Hickman’s final “Fantastic Four” and “FF” issues will feature otherworldly and extra dimensional characters as well. “I’m going to do some more stuff with the Inhumans, including a one-off with Crystal and Ronan. I’m also going to do a Light Brigade issue, because there’s nothing wrong with a dude with a horse head and a giant sword. And then we have some other things. So I think we’ve got a pretty good idea of what the last 12 issues of both books are supposed to be, the combined 12 issues, but, of course, I reserve the right to mess around with this schedule if a lightbulb goes off,” Hickman explained. “There won’t be any more arcs. They’re all really short stories; two issues or less across both books. They’re really just fun adventure stories, discovery stories, and character pieces.”

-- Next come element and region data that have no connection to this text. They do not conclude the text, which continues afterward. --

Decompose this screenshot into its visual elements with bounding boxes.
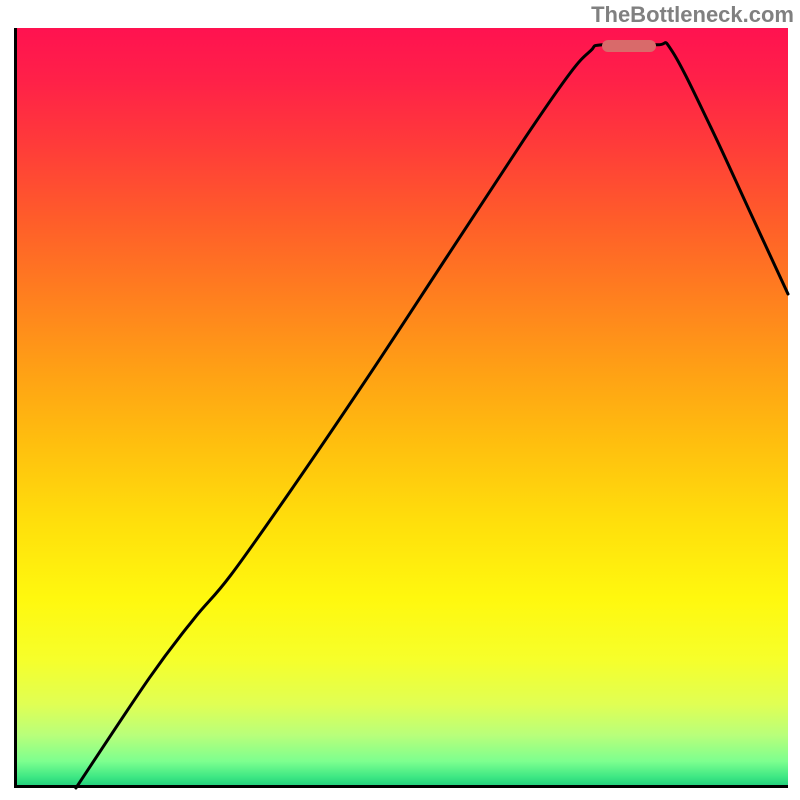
watermark-text: TheBottleneck.com bbox=[591, 2, 794, 28]
optimal-range-marker bbox=[602, 40, 656, 52]
bottleneck-curve bbox=[76, 43, 788, 788]
curve-layer bbox=[14, 28, 788, 788]
y-axis bbox=[14, 28, 17, 788]
bottleneck-chart: TheBottleneck.com bbox=[0, 0, 800, 800]
plot-area bbox=[14, 28, 788, 788]
x-axis bbox=[14, 785, 788, 788]
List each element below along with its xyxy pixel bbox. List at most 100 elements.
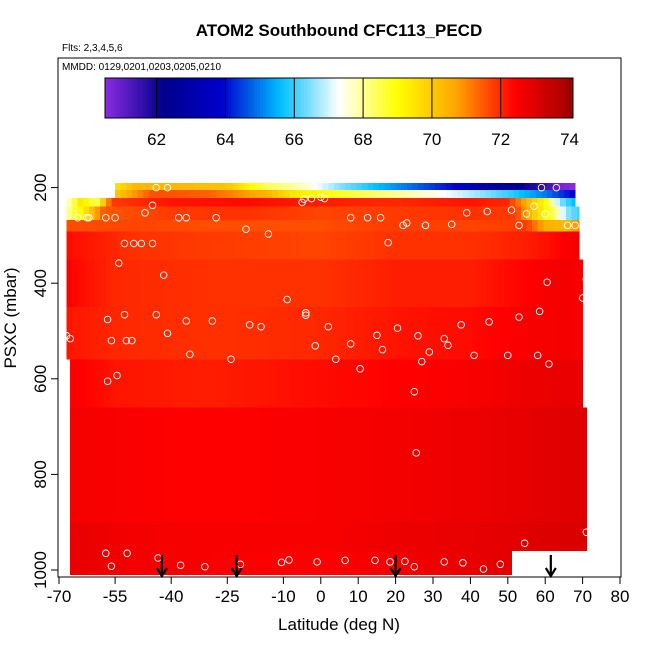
- heatmap-cell-row-5: [268, 231, 275, 260]
- heatmap-cell-row-6: [403, 259, 410, 308]
- heatmap-cell-row-5: [537, 231, 544, 260]
- heatmap-cell-row-3: [492, 206, 500, 221]
- colorbar-swatch: [350, 78, 355, 118]
- colorbar-swatch: [368, 78, 372, 118]
- heatmap-cell-row-9: [418, 407, 425, 523]
- colorbar-swatch: [163, 78, 167, 118]
- heatmap-cell-row-6: [520, 259, 528, 308]
- heatmap-cell-row-1: [378, 189, 385, 199]
- heatmap-cell-row-2: [189, 198, 197, 207]
- heatmap-cell-row-9: [406, 407, 414, 523]
- heatmap-cell-row-9: [300, 407, 307, 523]
- heatmap-cell-row-0: [154, 182, 161, 190]
- heatmap-cell-row-2: [537, 198, 544, 207]
- heatmap-cell-row-11: [283, 550, 290, 575]
- heatmap-cell-row-4: [178, 220, 185, 232]
- heatmap-cell-row-11: [165, 550, 172, 575]
- x-tick-label: -55: [103, 587, 128, 606]
- heatmap-cell-row-0: [563, 182, 571, 190]
- heatmap-cell-row-1: [294, 189, 301, 199]
- heatmap-cell-row-7: [223, 307, 230, 360]
- observation-point: [264, 230, 273, 238]
- heatmap-cell-row-9: [311, 407, 318, 523]
- heatmap-cell-row-9: [171, 407, 178, 523]
- heatmap-cell-row-3: [548, 206, 556, 221]
- heatmap-cell-row-0: [322, 182, 329, 190]
- heatmap-cell-row-3: [262, 206, 270, 221]
- observation-point: [320, 194, 329, 203]
- heatmap-cell-row-2: [548, 198, 556, 207]
- heatmap-cell-row-0: [199, 182, 206, 190]
- heatmap-cell-row-9: [244, 407, 251, 523]
- heatmap-cell-row-7: [391, 307, 399, 360]
- heatmap-cell-row-5: [212, 231, 219, 260]
- colorbar-swatch: [400, 78, 404, 118]
- flight-arrow-head: [155, 567, 168, 579]
- heatmap-cell-row-7: [380, 307, 387, 360]
- heatmap-cell-row-1: [182, 189, 189, 199]
- heatmap-cell-row-3: [240, 206, 247, 221]
- heatmap-cell-row-0: [446, 182, 453, 190]
- heatmap-cell-row-5: [571, 231, 578, 260]
- heatmap-cell-row-0: [395, 182, 402, 190]
- heatmap-cell-row-1: [412, 189, 419, 199]
- heatmap-cell-row-4: [560, 220, 567, 232]
- heatmap-cell-row-4: [408, 220, 415, 232]
- colorbar-swatch: [534, 78, 539, 118]
- heatmap-cell-row-1: [131, 189, 139, 199]
- colorbar-tick-label: 70: [422, 130, 441, 149]
- observation-point: [530, 202, 538, 210]
- heatmap-cell-row-2: [285, 198, 292, 207]
- heatmap-cell-row-3: [318, 206, 326, 221]
- heatmap-cell-row-6: [526, 259, 533, 308]
- heatmap-cell-row-8: [502, 359, 509, 408]
- heatmap-cell-row-1: [249, 189, 256, 199]
- heatmap-cell-row-11: [81, 550, 88, 575]
- observation-point: [148, 201, 157, 210]
- heatmap-cell-row-0: [451, 182, 458, 190]
- heatmap-cell-row-4: [487, 220, 494, 232]
- heatmap-cell-row-5: [341, 231, 348, 260]
- heatmap-cell-row-1: [120, 189, 127, 199]
- heatmap-cell-row-4: [341, 220, 348, 232]
- observation-point: [386, 558, 394, 566]
- heatmap-cell-row-2: [122, 198, 129, 207]
- heatmap-cell-row-7: [257, 307, 264, 360]
- heatmap-cell-row-2: [145, 198, 152, 207]
- heatmap-cell-row-3: [498, 206, 505, 221]
- colorbar-swatch: [409, 78, 413, 118]
- heatmap-cell-row-0: [227, 182, 234, 190]
- heatmap-cell-row-7: [201, 307, 208, 360]
- heatmap-cell-row-2: [195, 198, 202, 207]
- colorbar-swatch: [183, 78, 188, 118]
- heatmap-cell-row-1: [255, 189, 262, 199]
- heatmap-cell-row-4: [111, 220, 118, 232]
- colorbar-swatch: [359, 78, 363, 118]
- heatmap-cell-row-6: [565, 259, 572, 308]
- heatmap-cell-row-8: [171, 359, 178, 408]
- heatmap-cell-row-8: [406, 359, 414, 408]
- heatmap-cell-row-10: [569, 522, 576, 551]
- colorbar-swatch: [131, 78, 135, 118]
- heatmap-cell-row-2: [128, 198, 135, 207]
- heatmap-cell-row-11: [434, 550, 442, 575]
- heatmap-cell-row-9: [210, 407, 217, 523]
- heatmap-cell-row-11: [305, 550, 313, 575]
- heatmap-cell-row-0: [558, 182, 565, 190]
- flight-arrow-head: [544, 567, 557, 579]
- heatmap-field: [66, 182, 587, 575]
- heatmap-cell-row-3: [464, 206, 471, 221]
- colorbar: 62 64 66 68 70 72 74: [104, 77, 579, 149]
- flight-arrows: [155, 555, 557, 579]
- heatmap-cell-row-7: [145, 307, 152, 360]
- heatmap-cell-row-11: [131, 550, 139, 575]
- heatmap-cell-row-3: [206, 206, 213, 221]
- heatmap-cell-row-7: [346, 307, 354, 360]
- heatmap-cell-row-1: [524, 189, 531, 199]
- heatmap-cell-row-4: [447, 220, 455, 232]
- heatmap-cell-row-10: [451, 522, 458, 551]
- heatmap-cell-row-7: [206, 307, 213, 360]
- colorbar-swatch: [286, 78, 290, 118]
- heatmap-cell-row-6: [262, 259, 270, 308]
- heatmap-cell-row-8: [378, 359, 385, 408]
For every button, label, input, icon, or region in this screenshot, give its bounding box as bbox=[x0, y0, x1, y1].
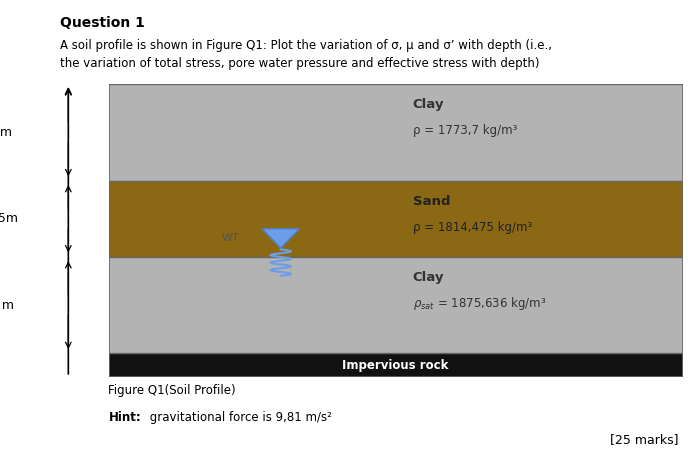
Bar bbox=[108, 257, 682, 353]
Text: Clay: Clay bbox=[413, 98, 444, 111]
Text: Sand: Sand bbox=[413, 195, 450, 207]
Text: [25 marks]: [25 marks] bbox=[610, 433, 679, 446]
Text: the variation of total stress, pore water pressure and effective stress with dep: the variation of total stress, pore wate… bbox=[60, 57, 539, 70]
Text: A soil profile is shown in Figure Q1: Plot the variation of σ, μ and σ’ with dep: A soil profile is shown in Figure Q1: Pl… bbox=[60, 39, 552, 52]
Text: Question 1: Question 1 bbox=[60, 16, 144, 30]
Bar bbox=[108, 181, 682, 257]
Text: Clay: Clay bbox=[413, 271, 444, 284]
Bar bbox=[108, 84, 682, 181]
Text: 2m: 2m bbox=[0, 126, 13, 139]
Text: $\rho_{sat}$ = 1875,636 kg/m³: $\rho_{sat}$ = 1875,636 kg/m³ bbox=[413, 295, 546, 312]
Text: 4 m: 4 m bbox=[0, 299, 14, 311]
Bar bbox=[108, 353, 682, 377]
Text: gravitational force is 9,81 m/s²: gravitational force is 9,81 m/s² bbox=[146, 411, 332, 424]
Polygon shape bbox=[262, 229, 299, 248]
Text: ρ = 1773,7 kg/m³: ρ = 1773,7 kg/m³ bbox=[413, 124, 517, 138]
Text: Figure Q1(Soil Profile): Figure Q1(Soil Profile) bbox=[108, 384, 236, 397]
Text: 2,5m: 2,5m bbox=[0, 212, 18, 225]
Text: ρ = 1814,475 kg/m³: ρ = 1814,475 kg/m³ bbox=[413, 221, 532, 234]
Text: WT: WT bbox=[222, 233, 239, 243]
Text: Hint:: Hint: bbox=[108, 411, 141, 424]
Text: Impervious rock: Impervious rock bbox=[342, 359, 449, 372]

Fans of Hickman’s “Fantastic Four” and “FF” run still have seven months of stories left to enjoy before the acclaimed writer says farewell in October. “I think I’ve told all the stories I wanted to tell. It just feels like the right time to go,” Hickman said. “I certainly would not have minded staying on the book. I’ve grown to love the characters and I could have jumped right back in and done the ‘Parliament of Doom’ story for a year or so. But we’re doing ‘AvX,’ and there’s a lot of cool stuff that’s going to happen as a result of that. So editorial, management and myself all thought it would be a good idea for me to wrap things up.”
Hickman still has plenty of stories left to tell with the first family of the Marvel Universe so he hasn’t had much time to look back on his run on “FF” and “Fantastic Four.” When he is able to reflect on things, though, he’s filled with a sense of pride and accomplishment.
“This has been a really special gig. I still remember when (Editor) Tom Brevoort asked me to pitch the book and I turned in an outline a day or so before I got on a plane to a comic convention in Dublin. I spent a whole lot of time at that show hitting refresh and waiting to see what he sent back about my proposal. Honestly, it was a really big honor to be asked to be on the book. Looking back, I feel like myself and all the artists that worked on it really put our hearts into doing the best job we could,” the writer remarked. “I say this a lot, because I mean it; these are all very rich books with rich histories of creators of incredible pedigree having told amazing stories. So when you get a chance to write something like the Fantastic Four, I think you should attempt to write the Fantastic Four as good as you possibly can, as hard as you possibly can and with as much creativity as you can muster.
“I feel like we did that,” Hickman continued. “I think we put a lot into it and the readers got a lot out of it. And while I’m glad Marvel made some money on it, which is always awesome, I think the most important things we did was leave the franchise in better shape than when we started. Adding to that, the story mattering to a bunch of different readers, both young and old, I think I’m okay with how we’re leaving. I’m really not sure what else I could have asked for — maybe a Lamborghini or something!”